One of the most glaring pitfalls in the process is that financial disclosures are not made available for public review, analysts say. Instead, each official’s finances are submitted for “the approval of the heads of their respective agencies” during an annual review process. The verification process is carried out only when there is a promotion, an appointment or a complaint that involves a public official.

That poses another problem. Every year these agencies must process roughly a million financial disclosure reports. Given the number of people filing disclosures and the nature of the exercise, verifying the declarations is a tall order, according to analysts.

The amended bill seeks to plug several of these loopholes. Public officials would not be required to disclose their assets on an annual basis, but only when they are nominated for election, appointment, re-appointment or promotion at public agencies, or when “there is an increase of VND200 million ($8,900) or more” in their assets or incomes.

“The big question is how the [Communist] Party is going to enforce it,” Hiep said. “The problem for Vietnam's fight against corruption is not the lack of regulations, it's the lack of enforcement mechanisms.”

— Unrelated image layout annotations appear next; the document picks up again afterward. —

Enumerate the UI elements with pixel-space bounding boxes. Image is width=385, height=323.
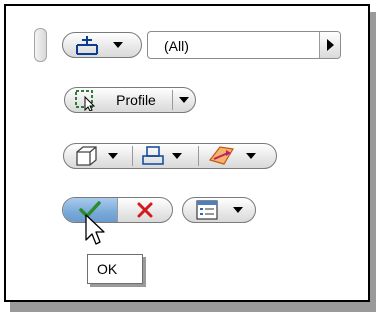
ok-tooltip: OK	[87, 254, 143, 284]
view-options-group	[63, 143, 277, 169]
chevron-down-icon[interactable]	[109, 33, 127, 57]
cube-view-icon[interactable]	[70, 144, 104, 168]
chevron-down-icon[interactable]	[242, 144, 260, 168]
chevron-right-icon	[326, 39, 334, 51]
plane-icon[interactable]	[136, 144, 170, 168]
tooltip-text: OK	[97, 261, 118, 277]
cancel-x-icon	[137, 202, 153, 218]
toolbar-grip-handle[interactable]	[34, 28, 47, 62]
ok-cancel-group	[62, 197, 173, 223]
chevron-down-icon[interactable]	[104, 144, 122, 168]
selection-filter-value: (All)	[164, 38, 189, 54]
direction-arrow-icon[interactable]	[202, 144, 240, 168]
chevron-down-icon[interactable]	[168, 144, 186, 168]
profile-label: Profile	[116, 92, 156, 108]
combo-arrow-button[interactable]	[319, 32, 340, 58]
filter-icon	[67, 33, 107, 57]
options-menu-button[interactable]	[182, 197, 256, 223]
chevron-down-icon[interactable]	[227, 198, 249, 222]
selection-filter-combo[interactable]: (All)	[147, 31, 341, 59]
selection-filter-button[interactable]	[62, 32, 142, 58]
cancel-button[interactable]	[118, 198, 172, 222]
options-menu-icon	[189, 198, 225, 222]
profile-button[interactable]: Profile	[64, 87, 196, 113]
profile-select-icon	[71, 88, 101, 112]
mouse-cursor-icon	[85, 214, 105, 245]
chevron-down-icon[interactable]	[173, 88, 195, 112]
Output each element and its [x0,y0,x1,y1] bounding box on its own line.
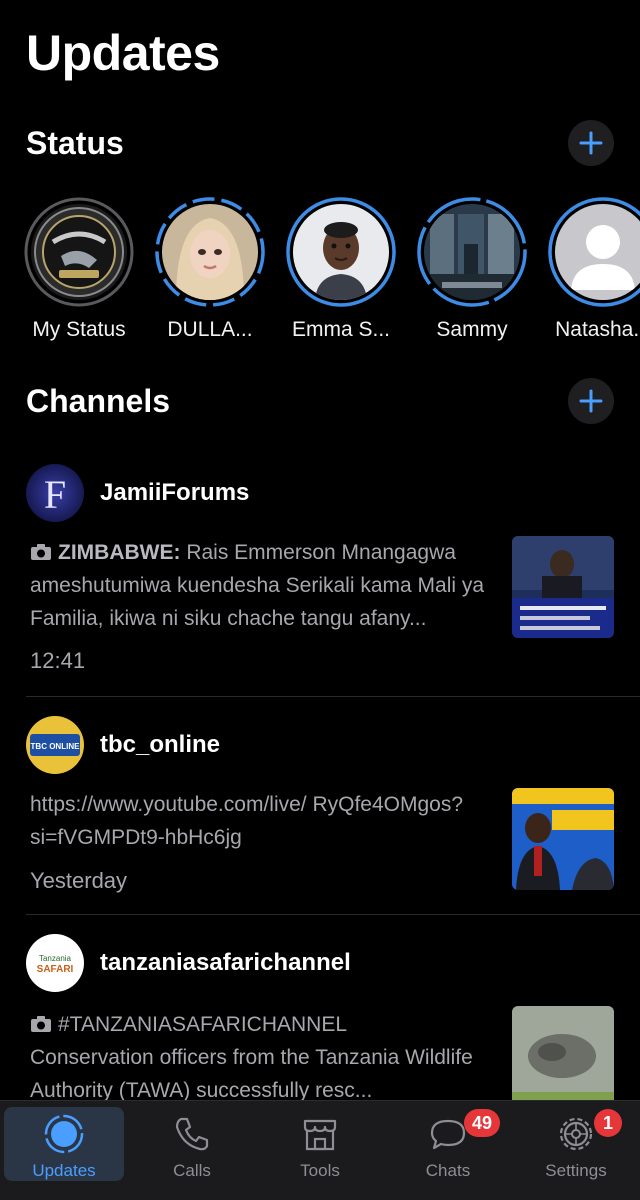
channel-item-tanzaniasafarichannel[interactable]: Tanzania SAFARI tanzaniasafarichannel #T… [0,934,640,1100]
status-name: My Status [32,318,126,341]
page-title: Updates [26,25,220,81]
status-item-dulla[interactable]: DULLA... [145,196,275,342]
divider [26,696,640,697]
channels-header: Channels [26,378,614,424]
phone-icon [175,1117,209,1151]
tab-label: Calls [173,1161,211,1180]
camera-icon [31,544,51,560]
chat-bubble-icon [430,1119,466,1150]
store-icon [303,1119,337,1151]
tab-settings[interactable]: 1 Settings [512,1101,640,1200]
add-status-button[interactable] [568,120,614,166]
channel-logo: Tanzania SAFARI [26,934,84,992]
status-name: Natasha... [555,318,640,341]
message-thumbnail [512,536,614,638]
svg-text:SAFARI: SAFARI [37,964,74,975]
channel-logo: TBC ONLINE [26,716,84,774]
avatar [555,204,640,300]
default-avatar-icon [555,204,640,300]
status-list: My Status DULLA... Emma S... Sammy Natas… [0,196,640,356]
tab-updates[interactable]: Updates [0,1101,128,1200]
add-channel-button[interactable] [568,378,614,424]
message-text: Conservation officers from the Tanzania … [30,1046,473,1100]
channel-message[interactable]: https://www.youtube.com/live/ RyQfe4OMgo… [30,788,490,854]
channel-message: ZIMBABWE: Rais Emmerson Mnangagwa ameshu… [30,536,500,635]
tab-chats[interactable]: 49 Chats [384,1101,512,1200]
status-name: Emma S... [291,318,391,341]
status-item-natasha[interactable]: Natasha... [538,196,640,342]
message-thumbnail [512,788,614,890]
status-item-my-status[interactable]: My Status [14,196,144,342]
svg-text:Tanzania: Tanzania [39,954,72,963]
avatar [293,204,389,300]
message-prefix: #TANZANIASAFARICHANNEL [58,1013,348,1036]
unread-badge: 49 [464,1109,501,1137]
avatar [162,204,258,300]
tab-label: Updates [32,1161,96,1180]
updates-icon [44,1114,84,1154]
channel-message: #TANZANIASAFARICHANNEL Conservation offic… [30,1008,500,1100]
plus-icon [579,131,603,155]
svg-text:TBC ONLINE: TBC ONLINE [31,742,81,751]
status-item-emma[interactable]: Emma S... [276,196,406,342]
status-header: Status [26,120,614,166]
channel-item-jamiiforums[interactable]: F JamiiForums ZIMBABWE: Rais Emmerson Mn… [0,464,640,696]
tab-label: Settings [545,1161,607,1180]
status-item-sammy[interactable]: Sammy [407,196,537,342]
status-name: DULLA... [167,318,253,341]
plus-icon [579,389,603,413]
tab-label: Chats [425,1161,471,1180]
channel-name: JamiiForums [100,479,250,506]
status-section-title: Status [26,124,124,161]
channel-name: tbc_online [100,731,221,758]
channels-section-title: Channels [26,382,171,419]
notification-badge: 1 [594,1109,622,1137]
message-time: Yesterday [30,868,128,893]
channel-item-tbc-online[interactable]: TBC ONLINE tbc_online https://www.youtub… [0,716,640,912]
channel-logo: F [26,464,84,522]
tab-tools[interactable]: Tools [256,1101,384,1200]
status-name: Sammy [436,318,508,341]
tab-label: Tools [300,1161,340,1180]
tab-bar: Updates Calls Tools 49 Chats 1 Settings [0,1100,640,1200]
avatar [424,204,520,300]
divider [26,914,640,915]
camera-icon [31,1016,51,1032]
message-thumbnail [512,1006,614,1100]
svg-text:F: F [44,472,66,517]
gear-icon [559,1117,593,1151]
message-prefix: ZIMBABWE: [58,541,181,564]
channel-name: tanzaniasafarichannel [100,949,351,976]
tab-calls[interactable]: Calls [128,1101,256,1200]
avatar [31,204,127,300]
message-time: 12:41 [30,648,86,673]
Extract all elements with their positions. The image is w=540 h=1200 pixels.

But before any major shakeup materializes, burglars and the social media may have a better chance than inspectors of finding out how much money officials are accumulating. 

Facebook has played an increasingly important role in exposing the shady assets of public officials in Vietnam, which is among the social media giant’s top 10 countries by users. Many Facebook users have raised questions about the huge properties owned by public officials, prompting authorities to swing into action.

In a recent interview with Tuoi Tre (Youth) newspaper to assess the financial disclosure laws, Truong Thanh Duc, a lawyer at the Hanoi Bar Association, summed it up: “It’s a laughing stock. There is no point in making such declarations if they are off-limits to the public.”